Sengkarut Liga 1 Hingga Krisis Multidimensi di Tubuh PSSI
- ANTARA FOTO/Sigid Kurniawan
VIVA – PSSI akhirnya memutuskan untuk menghapuskan Liga 1 2020 seperti yang sudah mereka rencanakan sejak tahun lalu. Dalam rapat Anggota Komite Eksekutif PSSI beberapa hari lalu, disepakati untuk mengikuti keinginan mayoritas klub Liga 1 yang meminta saatnya menatap musim 2021.
Proses dalam upaya melanjutkan Liga 1 2020 menemui jalan berliku. PSSI sempat mewacanakan bakal menggulirkan kembali kompetisi kasta tertinggi di Indonesia itu pada Oktober 2020, tapi kemudian terhambat izin keramaian Kepolisian.
Alasan Kepolisian ketika itu tingkat penyebaran pandemi COVID-19 masih tinggi. Klub pun sangat kecewa, karena sejak beberapa bulan sebelumnya mereka sudah menggelar persiapan dan itu membutuhkan dana yang tidak sedikit.
Setelah itu PSSI menjanjikan kompetisi akan dilanjutkan kembali pada Februari 2021. Lagi-lagi itu cuma sekadar janji, hingga akhirnya klub bersuara meminta agar organisasi pimpinan Mochamad Iriawan melupakan saja keinginannya tersebut.
Kesulitan PSSI dalam mengambil hati Kepolisian ini jadi sorotan banyak pihak. Padahal jauh sebelumnya mereka sudah bicara meyakinkan dengan modal telah membuat protokol kesehatan yang ketat dan akan diterapkan ketika kompetisi digulirkan kembali.

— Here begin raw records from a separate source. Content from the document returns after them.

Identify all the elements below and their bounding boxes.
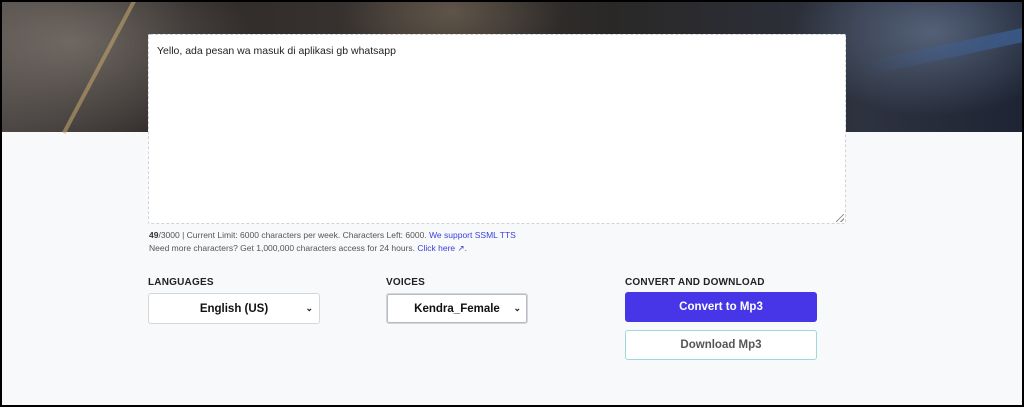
voices-label: VOICES: [386, 277, 425, 288]
download-mp3-button[interactable]: Download Mp3: [625, 330, 817, 360]
convert-to-mp3-button[interactable]: Convert to Mp3: [625, 292, 817, 322]
language-select[interactable]: English (US) ⌄: [148, 293, 320, 324]
page: Yello, ada pesan wa masuk di aplikasi gb…: [2, 2, 1022, 405]
convert-download-label: CONVERT AND DOWNLOAD: [625, 277, 765, 288]
character-count-info: 49/3000 | Current Limit: 6000 characters…: [149, 230, 516, 240]
character-limit-text: /3000 | Current Limit: 6000 characters p…: [158, 230, 427, 240]
chevron-down-icon: ⌄: [305, 303, 313, 313]
hero-decoration: [862, 22, 1022, 76]
click-here-link[interactable]: Click here ↗.: [417, 243, 467, 253]
language-select-value: English (US): [199, 302, 269, 315]
ssml-support-link[interactable]: We support SSML TTS: [429, 230, 516, 240]
upgrade-info: Need more characters? Get 1,000,000 char…: [149, 243, 467, 254]
resize-handle-icon[interactable]: [836, 214, 844, 222]
text-input-area[interactable]: Yello, ada pesan wa masuk di aplikasi gb…: [148, 34, 846, 224]
languages-label: LANGUAGES: [148, 277, 214, 288]
text-input-value: Yello, ada pesan wa masuk di aplikasi gb…: [157, 45, 396, 57]
chevron-down-icon: ⌄: [513, 303, 521, 313]
hero-decoration: [62, 2, 136, 135]
upgrade-text: Need more characters? Get 1,000,000 char…: [149, 243, 415, 253]
voice-select-value: Kendra_Female: [414, 302, 500, 315]
voice-select[interactable]: Kendra_Female ⌄: [386, 293, 528, 324]
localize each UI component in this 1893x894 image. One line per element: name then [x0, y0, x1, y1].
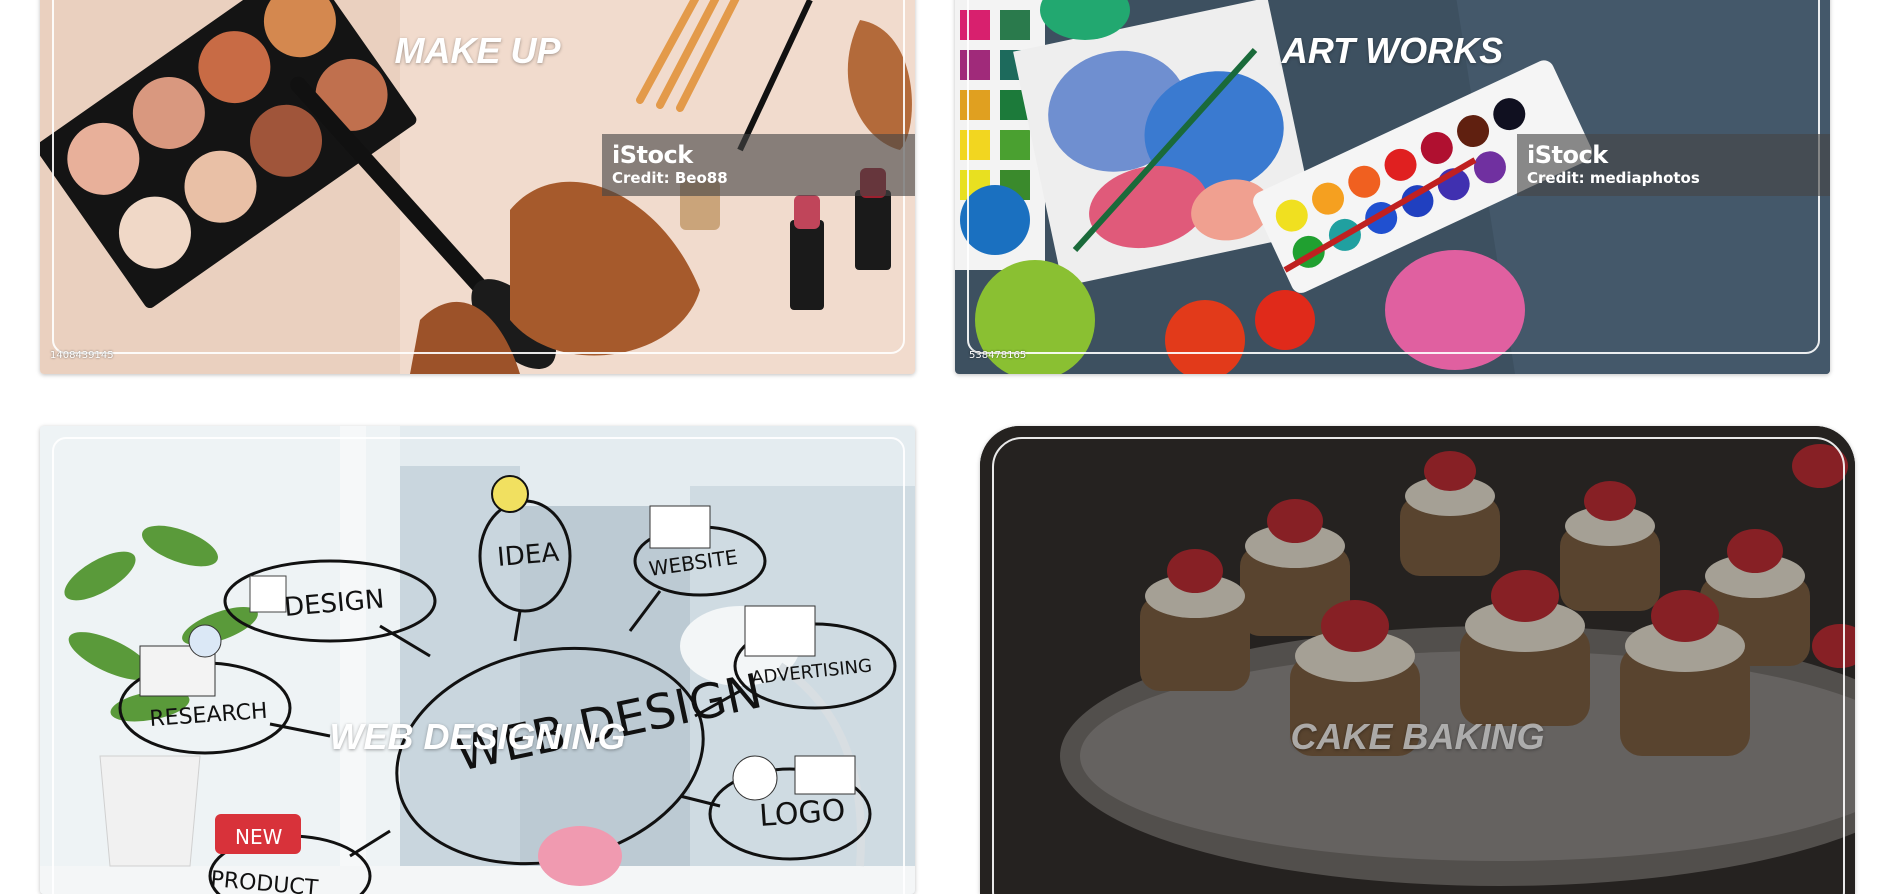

Pengamat dari Football Institue, Budi Setiawan melihat masih ada upaya yang belum dilakukan oleh PSSI. Seharusnya mereka juga melibatkan beberapa pihak lain sehingga bisa memunculkan solusi terbaik.Â
"Masalah-masalah sepakbola hari ini tidak bisa hanya mengandalkan misalnya PSSI sendiri dan/atau Kepolisian. Perlu keterlibatan Pemerintah melalui institusi dan instrumen negara yang lain, sektor swasta, civil society, dan akademisi," kata Budi kepada VIVA, Jumat 22 Januari 2021.
"Memastikan kepentingan berbagai pihak didengar dan membawa solusi-solusi terbaik. Hingga hari ini kita tidak melihat kolaborasi itu, sehingga menemui jalan buntu dalam menyelenggarakan kompetisi," imbuhnya.
Budi juga menilai PSSI masih belum terlalu masif dan kreatif dalam mengampanyekan programnya. Sehingga apa yang mereka rancang selama ini tidak tersampaikan dengan jelas ke publik.
"PSSI perlu melakukan kampanye yang lebih masif dan kreatif, kampanye yang lebih argumentatif, sehingga membuat masyarakat terutama negara (pemerintah) menjadi clear dan jelas," tutur Budi.
Ketidakjelasan itulah yang kemudian menyebabkan PSSI semakin banyak mendapatkan kritik, termasuk dari masyarakat pecinta sepakbola Indonesia. Dan dampaknya otoritas tertinggi sepakbola Indonesia itu mengalami krisis multidimensi.
"PSSI harus melakukan langkah dan penjelasan dengan betul-betul masuk akal, persuasif, dan mendidik bagi masyarakat. Sehingga apa yang menjadi stigma buruk kepada PSSI dapat dikikis," katanya.
"Tidak heran jika saat ini PSSI dianggap tidak kredibel, pengurus PSSI tidak dianggap. Karena krisis multidimensi itu tadi. Gagap dan Gagal beradaptasi," tambah Budi.